QST de W1AW
Propagation Forecast Bulletin 43 ARLP043
From Tad Cook, KT7H
Seattle, WA October 18, 1996
To all radio amateurs
SB PROP ARL ARLP043
ARLP043 Propagation de KT7H
Solar activity is still low, and we have just seen still another week of zero visible sunspots. October 16 was the thirty forth consecutive day with no sunspots. This surely means that we must still be at the minimum between solar cycles 22 and 23. The current forecast, based upon the mean values of solar cycles 18 to 22 says that the next cycle will not have the same average sunspot number value as January 1995 (24) until June 1997. The same prediction for solar flux shows that the value for January 1995 (81) is not expected again until December 1997. Remember that these are only guesses based upon averages for previous solar cycles.
Current forecasts predict some unsettled to active conditions over the next week due to recurring coronal holes, with a solar flux of around 70 for the next few weeks. Unsettled conditions will probably return around November 9, with solar flux dipping below 70 again after November 2.
After lasts week's inclusion of the A index in the summary of weekly numbers, I received some questions about what the A index is.
The A Index is based upon the K index over a 24 hour period. A new K index is announced every three hours on WWV, at 0000, 0300, 0600, 0900, 1200, 1500, 1800 and 2100 UTC. K indices are an expression of geomagnetic instability. The scale changes very little, so that each point is quite significant.
Ideally HF operators would love to see a constant K index of 0 and a solar flux over 300, but it almost never works out that way.
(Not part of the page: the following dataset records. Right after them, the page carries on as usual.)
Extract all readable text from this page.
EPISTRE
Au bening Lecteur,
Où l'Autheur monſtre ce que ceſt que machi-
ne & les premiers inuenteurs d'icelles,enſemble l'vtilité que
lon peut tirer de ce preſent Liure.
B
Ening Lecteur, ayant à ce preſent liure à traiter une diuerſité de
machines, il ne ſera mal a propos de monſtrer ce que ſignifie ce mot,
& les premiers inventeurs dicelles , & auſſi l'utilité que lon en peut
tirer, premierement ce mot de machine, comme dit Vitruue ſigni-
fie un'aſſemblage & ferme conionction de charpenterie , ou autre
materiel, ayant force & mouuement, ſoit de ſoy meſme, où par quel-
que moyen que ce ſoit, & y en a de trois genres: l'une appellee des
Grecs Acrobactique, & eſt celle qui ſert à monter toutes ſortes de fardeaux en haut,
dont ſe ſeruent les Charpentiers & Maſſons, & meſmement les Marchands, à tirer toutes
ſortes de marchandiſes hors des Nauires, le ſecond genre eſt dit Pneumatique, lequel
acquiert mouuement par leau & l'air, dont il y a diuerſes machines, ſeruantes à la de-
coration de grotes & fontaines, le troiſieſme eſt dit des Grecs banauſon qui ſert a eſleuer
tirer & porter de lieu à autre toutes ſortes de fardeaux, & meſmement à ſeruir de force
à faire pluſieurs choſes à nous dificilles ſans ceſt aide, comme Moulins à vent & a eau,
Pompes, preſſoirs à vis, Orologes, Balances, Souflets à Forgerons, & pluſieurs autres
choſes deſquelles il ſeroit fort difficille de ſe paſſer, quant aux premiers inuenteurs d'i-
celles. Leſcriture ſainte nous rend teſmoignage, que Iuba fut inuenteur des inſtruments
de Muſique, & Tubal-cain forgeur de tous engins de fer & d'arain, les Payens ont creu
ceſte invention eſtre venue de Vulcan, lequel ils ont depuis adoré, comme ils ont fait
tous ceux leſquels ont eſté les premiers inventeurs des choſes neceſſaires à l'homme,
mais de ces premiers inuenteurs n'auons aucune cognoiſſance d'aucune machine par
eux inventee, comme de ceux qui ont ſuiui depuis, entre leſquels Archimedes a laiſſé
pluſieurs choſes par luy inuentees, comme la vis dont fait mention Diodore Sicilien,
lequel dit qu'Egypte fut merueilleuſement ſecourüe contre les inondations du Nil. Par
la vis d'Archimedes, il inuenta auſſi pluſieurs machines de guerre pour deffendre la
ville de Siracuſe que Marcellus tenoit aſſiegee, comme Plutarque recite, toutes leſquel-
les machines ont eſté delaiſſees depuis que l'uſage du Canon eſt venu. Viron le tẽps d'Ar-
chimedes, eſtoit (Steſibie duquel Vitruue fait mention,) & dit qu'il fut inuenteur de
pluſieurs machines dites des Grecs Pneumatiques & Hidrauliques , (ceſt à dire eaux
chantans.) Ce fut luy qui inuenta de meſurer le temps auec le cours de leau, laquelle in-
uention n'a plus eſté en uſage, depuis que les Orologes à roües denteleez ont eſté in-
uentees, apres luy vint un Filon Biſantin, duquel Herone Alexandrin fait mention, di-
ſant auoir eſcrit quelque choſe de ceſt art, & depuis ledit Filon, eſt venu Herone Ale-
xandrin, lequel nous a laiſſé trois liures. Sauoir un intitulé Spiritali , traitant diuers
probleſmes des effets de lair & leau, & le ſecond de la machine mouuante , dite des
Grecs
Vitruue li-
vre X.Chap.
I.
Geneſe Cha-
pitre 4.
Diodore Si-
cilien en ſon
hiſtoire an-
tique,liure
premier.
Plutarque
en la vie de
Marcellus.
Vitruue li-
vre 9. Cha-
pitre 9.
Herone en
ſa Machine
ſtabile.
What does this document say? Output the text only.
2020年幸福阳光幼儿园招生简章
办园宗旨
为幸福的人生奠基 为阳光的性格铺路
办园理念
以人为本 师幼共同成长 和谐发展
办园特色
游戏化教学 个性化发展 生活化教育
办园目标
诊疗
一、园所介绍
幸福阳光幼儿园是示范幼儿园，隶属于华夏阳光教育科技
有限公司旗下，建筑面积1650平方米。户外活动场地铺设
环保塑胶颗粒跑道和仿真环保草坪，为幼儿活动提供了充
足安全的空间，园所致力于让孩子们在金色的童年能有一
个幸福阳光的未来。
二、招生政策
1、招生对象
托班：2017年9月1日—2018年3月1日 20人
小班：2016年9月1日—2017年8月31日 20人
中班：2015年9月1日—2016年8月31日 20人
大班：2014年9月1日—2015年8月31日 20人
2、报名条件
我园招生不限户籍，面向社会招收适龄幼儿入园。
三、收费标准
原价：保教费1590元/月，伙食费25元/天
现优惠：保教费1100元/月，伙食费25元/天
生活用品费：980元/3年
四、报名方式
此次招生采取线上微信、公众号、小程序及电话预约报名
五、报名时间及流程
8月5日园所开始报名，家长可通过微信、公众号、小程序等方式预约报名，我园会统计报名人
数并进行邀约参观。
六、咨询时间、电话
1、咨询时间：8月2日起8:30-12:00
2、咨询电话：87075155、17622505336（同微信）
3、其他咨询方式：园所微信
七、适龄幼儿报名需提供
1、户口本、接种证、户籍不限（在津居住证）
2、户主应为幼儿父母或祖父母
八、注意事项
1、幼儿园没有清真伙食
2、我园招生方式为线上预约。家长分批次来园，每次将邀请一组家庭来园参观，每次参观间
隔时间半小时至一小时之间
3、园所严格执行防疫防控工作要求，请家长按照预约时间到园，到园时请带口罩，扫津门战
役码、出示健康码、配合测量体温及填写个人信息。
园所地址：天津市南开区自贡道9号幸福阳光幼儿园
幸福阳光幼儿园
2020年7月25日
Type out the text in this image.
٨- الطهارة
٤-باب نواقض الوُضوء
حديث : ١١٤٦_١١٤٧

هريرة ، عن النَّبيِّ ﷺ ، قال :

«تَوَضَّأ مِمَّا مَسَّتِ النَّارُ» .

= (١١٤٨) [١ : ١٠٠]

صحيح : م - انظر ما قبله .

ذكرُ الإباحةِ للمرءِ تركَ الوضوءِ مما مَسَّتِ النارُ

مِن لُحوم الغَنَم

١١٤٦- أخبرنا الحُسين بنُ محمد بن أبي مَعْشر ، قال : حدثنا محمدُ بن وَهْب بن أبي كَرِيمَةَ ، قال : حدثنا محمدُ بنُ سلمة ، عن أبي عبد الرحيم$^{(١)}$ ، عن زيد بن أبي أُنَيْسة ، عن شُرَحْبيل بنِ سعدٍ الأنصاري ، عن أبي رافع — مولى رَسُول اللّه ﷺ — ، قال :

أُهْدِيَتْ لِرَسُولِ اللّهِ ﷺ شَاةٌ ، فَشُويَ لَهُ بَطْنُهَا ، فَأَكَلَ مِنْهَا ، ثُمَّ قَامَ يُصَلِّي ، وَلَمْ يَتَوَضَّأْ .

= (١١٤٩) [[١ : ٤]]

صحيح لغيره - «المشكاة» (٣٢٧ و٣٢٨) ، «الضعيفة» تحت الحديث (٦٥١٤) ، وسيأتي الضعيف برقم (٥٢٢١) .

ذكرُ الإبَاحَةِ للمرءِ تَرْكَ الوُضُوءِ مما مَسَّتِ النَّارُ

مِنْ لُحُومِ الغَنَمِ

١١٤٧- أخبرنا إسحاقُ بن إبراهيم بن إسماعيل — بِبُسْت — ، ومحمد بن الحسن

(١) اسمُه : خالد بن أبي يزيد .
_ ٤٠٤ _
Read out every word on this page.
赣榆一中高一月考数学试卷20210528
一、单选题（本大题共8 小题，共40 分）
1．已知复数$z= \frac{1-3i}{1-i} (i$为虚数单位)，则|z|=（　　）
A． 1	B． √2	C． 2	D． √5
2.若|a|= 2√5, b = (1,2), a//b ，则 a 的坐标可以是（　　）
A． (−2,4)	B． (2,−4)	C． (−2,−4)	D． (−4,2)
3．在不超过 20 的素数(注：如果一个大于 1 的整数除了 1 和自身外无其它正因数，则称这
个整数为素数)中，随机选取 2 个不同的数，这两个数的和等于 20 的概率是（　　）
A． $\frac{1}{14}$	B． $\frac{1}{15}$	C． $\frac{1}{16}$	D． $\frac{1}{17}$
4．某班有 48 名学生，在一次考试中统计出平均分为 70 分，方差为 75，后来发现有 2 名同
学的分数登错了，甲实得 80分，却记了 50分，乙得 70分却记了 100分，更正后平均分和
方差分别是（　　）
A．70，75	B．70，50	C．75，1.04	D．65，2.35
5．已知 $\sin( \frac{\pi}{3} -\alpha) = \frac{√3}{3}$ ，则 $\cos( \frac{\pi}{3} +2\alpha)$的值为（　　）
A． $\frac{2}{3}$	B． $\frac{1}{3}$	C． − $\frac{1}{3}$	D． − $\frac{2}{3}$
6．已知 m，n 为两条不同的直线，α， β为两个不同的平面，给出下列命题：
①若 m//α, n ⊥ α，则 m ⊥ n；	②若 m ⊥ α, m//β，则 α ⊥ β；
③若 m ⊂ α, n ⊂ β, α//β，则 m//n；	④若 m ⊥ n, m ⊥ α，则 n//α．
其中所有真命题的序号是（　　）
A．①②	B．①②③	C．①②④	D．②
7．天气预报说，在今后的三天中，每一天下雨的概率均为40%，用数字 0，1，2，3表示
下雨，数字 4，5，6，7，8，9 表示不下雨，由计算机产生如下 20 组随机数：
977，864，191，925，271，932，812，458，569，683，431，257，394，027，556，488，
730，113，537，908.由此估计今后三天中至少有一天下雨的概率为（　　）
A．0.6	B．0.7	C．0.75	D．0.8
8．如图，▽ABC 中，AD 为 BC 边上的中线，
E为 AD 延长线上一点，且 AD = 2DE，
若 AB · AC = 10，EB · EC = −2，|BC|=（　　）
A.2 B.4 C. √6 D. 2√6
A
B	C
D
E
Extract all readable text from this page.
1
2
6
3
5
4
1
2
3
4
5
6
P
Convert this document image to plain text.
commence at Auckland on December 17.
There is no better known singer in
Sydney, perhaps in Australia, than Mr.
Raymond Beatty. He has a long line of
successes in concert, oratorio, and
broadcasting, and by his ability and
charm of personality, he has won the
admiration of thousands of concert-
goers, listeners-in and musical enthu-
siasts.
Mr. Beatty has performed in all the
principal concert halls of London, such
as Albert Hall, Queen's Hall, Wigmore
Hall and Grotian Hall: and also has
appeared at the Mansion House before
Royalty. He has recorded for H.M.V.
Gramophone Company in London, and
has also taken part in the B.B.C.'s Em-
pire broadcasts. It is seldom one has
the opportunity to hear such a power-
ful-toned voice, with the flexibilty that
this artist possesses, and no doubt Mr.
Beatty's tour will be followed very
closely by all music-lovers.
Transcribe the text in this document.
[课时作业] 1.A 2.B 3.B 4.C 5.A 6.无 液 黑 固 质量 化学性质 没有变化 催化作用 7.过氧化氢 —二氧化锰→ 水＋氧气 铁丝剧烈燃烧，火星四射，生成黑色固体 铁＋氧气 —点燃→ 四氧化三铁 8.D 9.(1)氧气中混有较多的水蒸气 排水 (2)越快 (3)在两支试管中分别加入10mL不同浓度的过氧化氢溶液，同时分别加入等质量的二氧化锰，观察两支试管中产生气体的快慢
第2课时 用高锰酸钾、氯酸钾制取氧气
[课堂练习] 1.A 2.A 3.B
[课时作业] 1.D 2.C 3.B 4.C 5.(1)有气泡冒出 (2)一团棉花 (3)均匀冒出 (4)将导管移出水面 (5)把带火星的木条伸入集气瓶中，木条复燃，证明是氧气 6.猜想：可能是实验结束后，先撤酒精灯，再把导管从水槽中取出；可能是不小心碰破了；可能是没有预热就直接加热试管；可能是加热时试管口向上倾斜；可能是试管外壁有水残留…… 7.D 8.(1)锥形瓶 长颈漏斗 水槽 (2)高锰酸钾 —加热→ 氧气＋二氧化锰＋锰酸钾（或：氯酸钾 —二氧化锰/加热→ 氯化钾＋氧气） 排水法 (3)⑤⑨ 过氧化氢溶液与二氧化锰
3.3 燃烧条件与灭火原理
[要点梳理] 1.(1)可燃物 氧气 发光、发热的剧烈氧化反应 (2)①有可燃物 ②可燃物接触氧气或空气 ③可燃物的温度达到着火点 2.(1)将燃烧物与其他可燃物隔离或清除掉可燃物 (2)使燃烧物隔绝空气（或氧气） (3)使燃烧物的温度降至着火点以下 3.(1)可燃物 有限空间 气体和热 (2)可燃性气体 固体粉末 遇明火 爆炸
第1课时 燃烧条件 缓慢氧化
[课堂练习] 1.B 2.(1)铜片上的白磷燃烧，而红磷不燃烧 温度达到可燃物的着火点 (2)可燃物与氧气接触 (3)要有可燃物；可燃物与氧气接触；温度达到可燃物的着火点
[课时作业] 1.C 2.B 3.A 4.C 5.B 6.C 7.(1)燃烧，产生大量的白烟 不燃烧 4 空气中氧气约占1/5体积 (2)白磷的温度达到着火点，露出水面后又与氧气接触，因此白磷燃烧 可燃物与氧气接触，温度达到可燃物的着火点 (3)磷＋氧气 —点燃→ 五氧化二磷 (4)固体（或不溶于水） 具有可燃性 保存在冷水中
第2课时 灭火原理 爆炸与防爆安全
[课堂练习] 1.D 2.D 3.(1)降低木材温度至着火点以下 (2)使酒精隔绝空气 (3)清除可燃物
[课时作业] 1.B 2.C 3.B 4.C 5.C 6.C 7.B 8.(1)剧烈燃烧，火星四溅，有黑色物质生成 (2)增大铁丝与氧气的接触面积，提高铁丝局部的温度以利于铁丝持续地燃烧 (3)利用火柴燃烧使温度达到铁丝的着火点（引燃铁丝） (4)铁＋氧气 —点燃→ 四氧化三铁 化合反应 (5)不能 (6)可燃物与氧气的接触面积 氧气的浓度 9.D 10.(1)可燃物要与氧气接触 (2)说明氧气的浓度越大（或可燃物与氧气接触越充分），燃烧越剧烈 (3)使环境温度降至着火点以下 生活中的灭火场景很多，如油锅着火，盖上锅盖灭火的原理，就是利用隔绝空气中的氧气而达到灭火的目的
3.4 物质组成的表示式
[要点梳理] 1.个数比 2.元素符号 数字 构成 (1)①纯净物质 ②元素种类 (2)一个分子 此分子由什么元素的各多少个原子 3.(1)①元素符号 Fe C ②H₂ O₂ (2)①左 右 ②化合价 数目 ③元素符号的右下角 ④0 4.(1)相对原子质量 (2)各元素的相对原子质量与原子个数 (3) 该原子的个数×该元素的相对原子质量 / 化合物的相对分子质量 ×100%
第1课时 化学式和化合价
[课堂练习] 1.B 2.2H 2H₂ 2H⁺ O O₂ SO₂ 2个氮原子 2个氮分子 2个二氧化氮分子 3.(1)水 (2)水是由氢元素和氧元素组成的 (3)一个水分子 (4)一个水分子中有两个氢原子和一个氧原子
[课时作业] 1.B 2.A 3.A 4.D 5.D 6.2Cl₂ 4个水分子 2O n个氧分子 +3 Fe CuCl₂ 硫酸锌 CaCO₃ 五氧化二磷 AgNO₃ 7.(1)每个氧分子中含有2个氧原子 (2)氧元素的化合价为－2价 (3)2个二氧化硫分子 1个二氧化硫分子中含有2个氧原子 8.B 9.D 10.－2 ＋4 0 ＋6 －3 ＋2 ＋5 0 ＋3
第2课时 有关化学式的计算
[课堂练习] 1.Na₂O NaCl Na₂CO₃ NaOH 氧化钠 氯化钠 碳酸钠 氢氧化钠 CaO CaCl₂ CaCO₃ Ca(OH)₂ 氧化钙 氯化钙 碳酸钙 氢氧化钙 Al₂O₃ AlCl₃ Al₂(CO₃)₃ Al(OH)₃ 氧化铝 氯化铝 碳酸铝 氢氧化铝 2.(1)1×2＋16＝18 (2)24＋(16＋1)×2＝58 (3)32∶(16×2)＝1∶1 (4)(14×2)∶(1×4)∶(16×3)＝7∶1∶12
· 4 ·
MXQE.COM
During periods of high solar activity, the K index tends to be higher, because when the Sun is more active it spews out more protons, plasma and flares, which can destabilize the Earth's magnetic field, cause the ionosphere and polar regions to absorb radio waves and generally make life miserable for HF hams.
Now that we are at the low point between solar cycles 22 and 23, the K index is usually quite good, around 1 or 2. During the high part of a solar cycle, it tends to be 3 most of the time, 4 when conditions are unstable, and 5 or even higher when there is a geomagnetic storm or even a radio blackout. Each point signifies a big change, so that we almost never observe a K index of 6 or 7, except when there has been a big solar flare.
The A index, based on all the K indices for the day, has a much broader range. The A index will move much more. While I am writing this, the Solar Flux is 69, A index is 4, and the most recent K index is 2. A typical condition during higher solar activity is a K index of 3 and an A index of about 15, or perhaps a K index of 4 and A of around 20 if conditions are disturbed.
During the past week The highest A index was 19 on October 13, and the highest K index for the day was 5, which is quite disturbed. The average K index for that day was only 3.7, as the K of 5 only appeared during two three hour periods, and several other periods had a K of only 2.
Sunspot Numbers for October 10 through 16 were 0, 0, 0, 0, 0, 0 and 0, with a mean of 0. 10.7 cm flux was 67.6, 66.4, 67.2, 67.6, 68.6, 69 and 68.6, with a mean of 67.9. Planetary A indices for the same period were 7, 7, 13, 19, 11, 5, and 8, with a mean of 10.